There is little to
choose interpretatively speaking between the same coupling issued
on ASV
CD DCA 1171 a couple of years ago and this new CPO
version. Both Tomer Lev and the Falk Quartet (ASV) and Treindl
and Vogler give spirited performances. The CPO versions are
quicker but not by much overall. On the other hand the CPO
acoustic is not as transparently revealing as that chosen by the
ASV team. The strenuous and tormented romantic melos is perhaps
warmer and more engulfing in the hands of Treindl who is
accustomed to the revival of romantic repertoire. He recorded
two volumes of Fuchs' violin sonatas
for Thorofon.
Clearly he also knows his Thuille as his recording of the Piano
Concerto - on CPO
again - surely proclaims.
The first of the two
piano quintets is more intensely romantic and Brahmsian. The
E flat major work is in four movements against the G minor work's
three. The writing was accomplished between the premiere of
one opera (Gugeline) and the completion of the other
(Lobetanz). It is also almost twice as long as the G
minor. With it one instantly senses a maturity and a mastery
although only twenty years separate the two works. There are
some shades of expressionist sympathies in this work which are
completely absent from the G minor. We also hear some tearfully
affecting lyrical writing too as in the Adagio at 6:33 onwards.

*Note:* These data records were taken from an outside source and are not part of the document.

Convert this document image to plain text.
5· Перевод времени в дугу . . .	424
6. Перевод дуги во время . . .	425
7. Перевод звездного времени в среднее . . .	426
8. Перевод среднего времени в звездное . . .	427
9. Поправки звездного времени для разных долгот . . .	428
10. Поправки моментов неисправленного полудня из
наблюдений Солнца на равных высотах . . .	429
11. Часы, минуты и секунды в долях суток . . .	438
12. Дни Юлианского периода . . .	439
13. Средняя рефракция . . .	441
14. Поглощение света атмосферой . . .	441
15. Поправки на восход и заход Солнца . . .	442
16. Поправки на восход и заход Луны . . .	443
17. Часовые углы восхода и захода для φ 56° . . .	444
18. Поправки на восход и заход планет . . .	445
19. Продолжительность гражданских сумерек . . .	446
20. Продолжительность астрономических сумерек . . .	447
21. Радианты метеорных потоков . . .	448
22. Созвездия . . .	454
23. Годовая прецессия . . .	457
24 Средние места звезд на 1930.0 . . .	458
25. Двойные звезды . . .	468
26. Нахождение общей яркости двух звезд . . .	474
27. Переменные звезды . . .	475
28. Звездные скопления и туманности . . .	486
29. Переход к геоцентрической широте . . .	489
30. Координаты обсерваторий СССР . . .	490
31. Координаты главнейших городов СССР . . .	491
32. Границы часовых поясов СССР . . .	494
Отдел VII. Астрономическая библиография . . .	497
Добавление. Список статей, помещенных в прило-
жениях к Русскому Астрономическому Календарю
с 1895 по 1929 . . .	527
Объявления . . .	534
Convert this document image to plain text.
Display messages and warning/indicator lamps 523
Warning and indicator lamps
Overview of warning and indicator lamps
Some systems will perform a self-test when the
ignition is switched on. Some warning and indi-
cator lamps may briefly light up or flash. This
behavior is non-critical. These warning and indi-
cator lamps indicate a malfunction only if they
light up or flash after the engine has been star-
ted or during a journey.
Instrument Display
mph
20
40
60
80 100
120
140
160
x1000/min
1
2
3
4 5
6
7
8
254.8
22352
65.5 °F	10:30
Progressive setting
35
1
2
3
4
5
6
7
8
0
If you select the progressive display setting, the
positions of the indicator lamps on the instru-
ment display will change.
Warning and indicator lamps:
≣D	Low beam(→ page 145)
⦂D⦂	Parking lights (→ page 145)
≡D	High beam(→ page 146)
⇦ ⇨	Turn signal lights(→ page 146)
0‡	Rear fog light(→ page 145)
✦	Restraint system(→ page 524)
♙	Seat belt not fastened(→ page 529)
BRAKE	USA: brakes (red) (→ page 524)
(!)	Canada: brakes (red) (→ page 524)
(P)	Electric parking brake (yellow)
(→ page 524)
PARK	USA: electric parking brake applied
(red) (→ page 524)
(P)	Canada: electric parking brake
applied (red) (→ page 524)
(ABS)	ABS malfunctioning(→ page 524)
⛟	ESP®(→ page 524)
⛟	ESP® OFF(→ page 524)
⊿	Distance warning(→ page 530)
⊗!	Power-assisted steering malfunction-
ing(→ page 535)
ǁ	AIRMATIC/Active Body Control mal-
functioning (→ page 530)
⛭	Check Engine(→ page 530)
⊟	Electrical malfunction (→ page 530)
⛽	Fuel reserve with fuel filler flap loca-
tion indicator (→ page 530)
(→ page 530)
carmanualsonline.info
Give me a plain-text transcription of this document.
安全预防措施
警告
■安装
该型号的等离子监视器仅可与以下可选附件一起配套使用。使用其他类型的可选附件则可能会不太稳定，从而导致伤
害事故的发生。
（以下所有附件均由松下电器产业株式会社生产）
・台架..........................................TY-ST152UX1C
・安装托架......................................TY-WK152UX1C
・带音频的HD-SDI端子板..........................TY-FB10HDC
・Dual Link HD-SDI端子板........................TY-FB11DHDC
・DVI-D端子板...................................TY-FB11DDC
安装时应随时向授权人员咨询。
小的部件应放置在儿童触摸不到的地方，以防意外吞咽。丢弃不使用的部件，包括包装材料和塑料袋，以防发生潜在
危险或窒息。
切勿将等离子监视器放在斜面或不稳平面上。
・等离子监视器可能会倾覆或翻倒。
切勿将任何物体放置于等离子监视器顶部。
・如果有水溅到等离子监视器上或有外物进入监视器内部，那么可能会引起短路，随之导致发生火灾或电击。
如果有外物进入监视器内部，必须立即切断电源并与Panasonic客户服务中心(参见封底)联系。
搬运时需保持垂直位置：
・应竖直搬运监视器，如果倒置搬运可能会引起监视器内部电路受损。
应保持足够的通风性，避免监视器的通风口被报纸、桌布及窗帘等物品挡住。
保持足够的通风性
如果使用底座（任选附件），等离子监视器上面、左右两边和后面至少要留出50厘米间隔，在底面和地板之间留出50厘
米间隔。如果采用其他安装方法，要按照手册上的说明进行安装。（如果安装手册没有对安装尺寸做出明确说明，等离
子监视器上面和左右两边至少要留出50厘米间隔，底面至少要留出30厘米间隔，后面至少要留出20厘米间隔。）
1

A thorough-going masculine urgency and optimism is refulgent
throughout the finale but there is also a lithe and inventive
fantasy to be heard in the pizzicato pages of the finale.
Can we now beg that
rather than duplicating discs Thuille's unrecorded or rarely
recorded works are tackled. There is a clamant need for recordings
of the cello sonata and the two violin sonatas.
Two stirring late-romantic
piano quintets that deserve to be heard and celebrated.